Wednesday, November 13, 2013

Ender's Game by Orson Scott Card

image from LibraryThing
I have certain holes in my reading background. That may seem a bit odd - since I have been a pretty active reader for most of my life, and a teacher librarian in a past life.  But - I grew up in an elementary without a library.  I visited the public library often - but I didn't have anyone suggesting books for me - so I fell into a pretty shallow rut.  By the time I got to Jr. High I was more interested in romances.  My high school reading career consisted of all basal readers. I never read a novel in a class until college.

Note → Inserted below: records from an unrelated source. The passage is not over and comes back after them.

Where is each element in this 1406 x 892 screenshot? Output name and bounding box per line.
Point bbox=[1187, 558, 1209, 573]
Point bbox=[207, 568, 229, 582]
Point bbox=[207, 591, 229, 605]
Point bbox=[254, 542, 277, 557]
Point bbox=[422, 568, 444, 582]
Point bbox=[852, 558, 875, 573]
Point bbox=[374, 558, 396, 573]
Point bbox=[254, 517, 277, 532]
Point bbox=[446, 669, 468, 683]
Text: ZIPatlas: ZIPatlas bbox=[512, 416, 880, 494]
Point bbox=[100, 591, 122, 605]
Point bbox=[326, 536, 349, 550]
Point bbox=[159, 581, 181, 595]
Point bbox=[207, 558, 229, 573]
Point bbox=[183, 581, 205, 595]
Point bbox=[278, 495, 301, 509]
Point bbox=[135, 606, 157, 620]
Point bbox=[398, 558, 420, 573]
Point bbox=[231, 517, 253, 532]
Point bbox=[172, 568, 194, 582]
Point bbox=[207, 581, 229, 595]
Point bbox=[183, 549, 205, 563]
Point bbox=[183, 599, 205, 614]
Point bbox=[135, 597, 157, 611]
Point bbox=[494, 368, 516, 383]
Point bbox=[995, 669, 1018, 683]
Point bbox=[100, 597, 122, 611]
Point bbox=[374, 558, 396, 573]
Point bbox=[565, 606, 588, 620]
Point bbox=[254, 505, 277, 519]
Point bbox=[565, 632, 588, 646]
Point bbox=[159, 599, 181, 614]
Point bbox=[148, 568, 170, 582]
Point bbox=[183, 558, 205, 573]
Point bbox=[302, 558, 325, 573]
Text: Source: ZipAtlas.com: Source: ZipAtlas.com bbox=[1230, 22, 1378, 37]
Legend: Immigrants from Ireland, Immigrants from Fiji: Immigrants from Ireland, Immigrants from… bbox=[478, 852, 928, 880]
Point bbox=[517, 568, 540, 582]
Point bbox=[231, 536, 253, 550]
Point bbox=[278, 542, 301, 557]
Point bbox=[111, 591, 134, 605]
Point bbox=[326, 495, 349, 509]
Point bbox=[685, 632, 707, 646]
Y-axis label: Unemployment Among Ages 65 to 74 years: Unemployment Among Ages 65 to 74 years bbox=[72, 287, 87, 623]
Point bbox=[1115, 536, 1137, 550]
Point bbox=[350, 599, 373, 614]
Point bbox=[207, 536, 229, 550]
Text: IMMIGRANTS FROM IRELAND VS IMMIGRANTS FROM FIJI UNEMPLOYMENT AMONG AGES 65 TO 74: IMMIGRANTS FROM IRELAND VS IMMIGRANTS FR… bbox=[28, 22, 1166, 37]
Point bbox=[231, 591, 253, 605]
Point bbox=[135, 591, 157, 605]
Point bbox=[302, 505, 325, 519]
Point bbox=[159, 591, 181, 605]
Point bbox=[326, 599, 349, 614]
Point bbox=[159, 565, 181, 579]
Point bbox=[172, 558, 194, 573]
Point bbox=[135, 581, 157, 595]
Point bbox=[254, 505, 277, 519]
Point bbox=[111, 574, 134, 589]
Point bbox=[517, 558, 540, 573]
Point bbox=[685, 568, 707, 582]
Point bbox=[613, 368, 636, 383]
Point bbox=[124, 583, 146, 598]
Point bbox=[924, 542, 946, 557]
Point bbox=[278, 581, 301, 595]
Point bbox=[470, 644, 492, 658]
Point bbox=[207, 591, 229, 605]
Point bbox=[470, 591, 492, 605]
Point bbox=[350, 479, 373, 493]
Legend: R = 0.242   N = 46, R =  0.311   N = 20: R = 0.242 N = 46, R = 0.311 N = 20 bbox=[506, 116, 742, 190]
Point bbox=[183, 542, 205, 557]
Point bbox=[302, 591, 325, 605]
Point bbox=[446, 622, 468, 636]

All of that is a sort of excuse for the fact that I have never read Ender's Game  - until now.  I have heard about this book for years and I knew I would get around to reading it sometime. I have always enjoyed science fiction - so that wasn't the reason I haven't read it.

Then about a month ago I walked out of the HS library talking to a student. I asked about his favorite book and he said that Ender's Game was the best book ever written. Pretty high praise!  I went home and ordered it from Amazon immediately.  When I heard it would become a movie that spurred me to read it before allowing myself to see it!

And what did I think?

I liked Ender.  I used to teach elementary kids and I could see them in Ender.  I felt sorry for his isolation and his destiny and his understanding of his fate.  I felt sorry for the way he was manipulated and cheered as he attempted to break the rules to fit his desire.  But, even in that he was a pawn.

That was what I didn't like. Maybe it is because I've read too many YA books - but I am a bit tired of the 'stupid adult' syndrome.  This syndrome takes a twist in this book because the adults are more than just stupid - their seeming omnipotent knowledge just proved them even more impotent.  I got tired of that. They were always the bad guys - from Ender's parents to all the 'teachers'.  I am not a fan of that philosophy.

And then there was the game.  But which game is really Ender's?  He is involved in numerous games. And Card drew those out in minute details.  Until near the end and suddenly time sped up and the final scenes of the game were over in a flash of description though they took many years to actually play out.  I am not a fan of that technique either.

So - I am glad I read this.  But, I would not be able to agree with that high school student's praise.  It was enjoyable and thought provoking and an important book to have in your reading knowledge bin.  But, not one of my favorites.